KPK Minta Menteri Tak Usah Ngotot Jadi Ketum Parpol

KPK Minta Menteri Tak Usah Ngotot Jadi Ketum Parpol Ketua MPR Bambang, Soesatyo saat berjabat tangan dengan Ketua Umum Partai Golkar Airlangga Hartarto di pelantikan pimpinan MPR periode 2019-2024, di ruang rapat Paripurna Kompleks Parlemen, Senayan, Jakarta/Foto: Antara

JAKARTA-Rangkap jabatan menteri di partai politik (Parpol) dinilai terlalu berisiko konflik kepentingan. Apalagi rangkap jabatan dilakukan menteri strategis.

"Jabatan rangkap pimpinan partai politik di eksekutif memiliki potensi risiko benturan kepentingan. Itu sebabnya, dipahami ada menteri tidak boleh merangkap jabatan sebagai pimpinan organisasi yang menerima dana dari APBN," kata salah satu Pimpinan KPK Saut Situmorang belum lama ini.

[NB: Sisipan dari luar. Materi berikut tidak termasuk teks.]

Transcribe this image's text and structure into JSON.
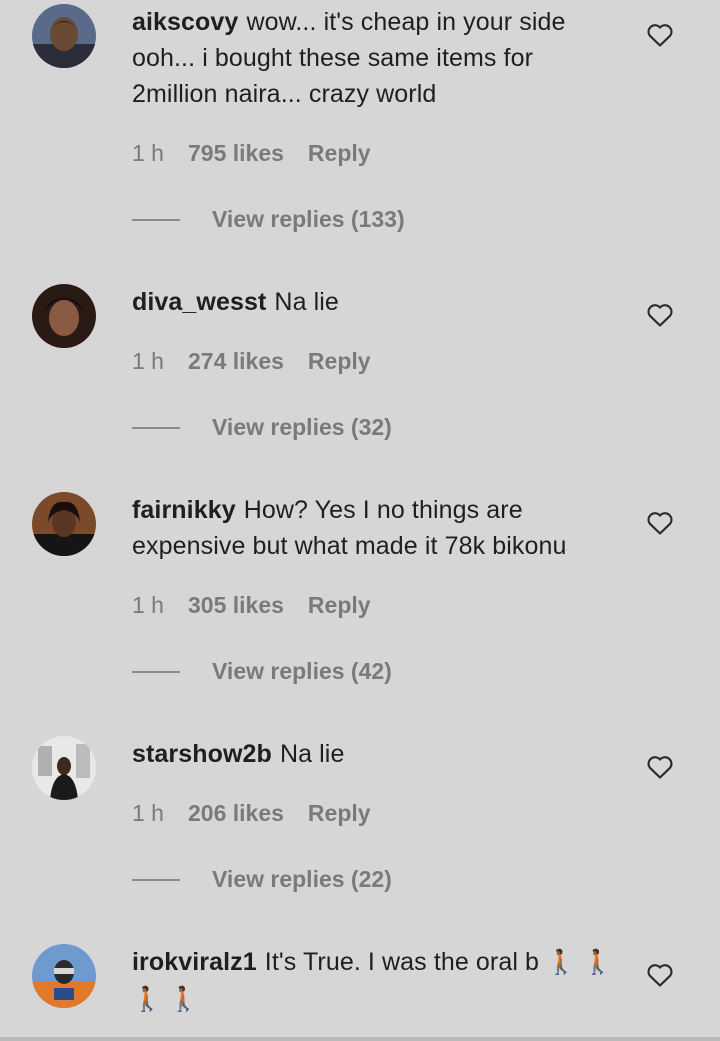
{
  "comments": [
    {
      "username": "aikscovy",
      "text": "wow... it's cheap in your side ooh... i bought these same items for 2million naira... crazy world",
      "time": "1 h",
      "likes": "795 likes",
      "reply": "Reply",
      "view_replies": "View replies (133)"
    },
    {
      "username": "diva_wesst",
      "text": "Na lie",
      "time": "1 h",
      "likes": "274 likes",
      "reply": "Reply",
      "view_replies": "View replies (32)"
    },
    {
      "username": "fairnikky",
      "text": "How? Yes I no things are expensive but what made it 78k bikonu",
      "time": "1 h",
      "likes": "305 likes",
      "reply": "Reply",
      "view_replies": "View replies (42)"
    },
    {
      "username": "starshow2b",
      "text": "Na lie",
      "time": "1 h",
      "likes": "206 likes",
      "reply": "Reply",
      "view_replies": "View replies (22)"
    },
    {
      "username": "irokviralz1",
      "text": "It's True. I was the oral b",
      "emoji_trail": "🚶🏾 🚶🏾 🚶🏾 🚶🏾"
    }
  ],
  "icons": {
    "like": "heart-outline-icon",
    "walking": "person-walking-emoji"
  },
  "colors": {
    "background": "#d6d6d6",
    "text": "#1f1f1f",
    "muted": "#7a7a7a"
  }
}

Dia mengatakan, jabatan rangkap terkait rekomendasi KPK dalam politik cerdas berintegitas dalam konsep Sistem Integritas Partai Politik (SIPP) salah satu pointnya tentang perlunya kaderisasi disusun secara prudent. 

Hal itu juga mengacu pada Undang-Undang yang mengatur, seperti Pasal 23 UU Nomor 39 Tahun 2008 tentang Kementerian Negara melarang seorang menteri rangkap jabatan.

Sedangkan Undang-Undang Nomor 2 Tahun 2011, Pasal 34 menyebutkan sumber keuangan partai politik antara lain bantuan keuangan dari APBN.

Menurut Saut, menteri tidak usah ngotot mau menjadi ketua umum partai politik, dan jangan juga mencari cara agar bisa berkuasa di partai politik, karena undang-undang jelas-jelas melarang rangkap jabatan.

"Ada dasar peraturan perundang-undangnya, ya di ikuti saja itu, patuhi saja itu," tegas Saut.

Untuk diketahui, saat ini ada 3 ketua umum parpol di Kabinet Indonesia Maju, yakni Ketum Gerindra Prabowo Subianto (Menteri Pertahanan), Ketum Golkar Airlangga Hartarto (Menko Perekonomian) dan Plt Ketum PPP Suharso Suharso Monoarfa (Menteri PPN/Kepala Bapennas).

Beberapa menteri lain juga ada yang masih menjadi pengurus di partai masing-masing. Johnny G Plate (Sekjen NasDem), Ida Fauziyah (Ketua DPP PKB), dan Edhy Prabowo (Waketum Gerindra).

Bahkan, Airlangga Hartarto kembali mencalonkan diri sebagai ketua umum Golkar yang disorot pengamat ekonomi politik Ichsanuddin Noorsy.

Noorsy menilai rangkap jabatan seorang Menko Perekonomian dengan ketum parpol menjadi kekeliruan dalam sistem kabinet yang dipakai Presiden Joko Widodo.

"Masa struktur pemerintah digabung menjadi struktur politik, jadi rusak sistem ini. Ketum sekaligus jadi Menteri Ekonomi. Ini salah sistem. Mestinya diperbaiki oleh pemimpinnya, perbaiki dulu iklim sosial politik untuk melahirkan iklim ekonomi yang sehat," kata Noorsy.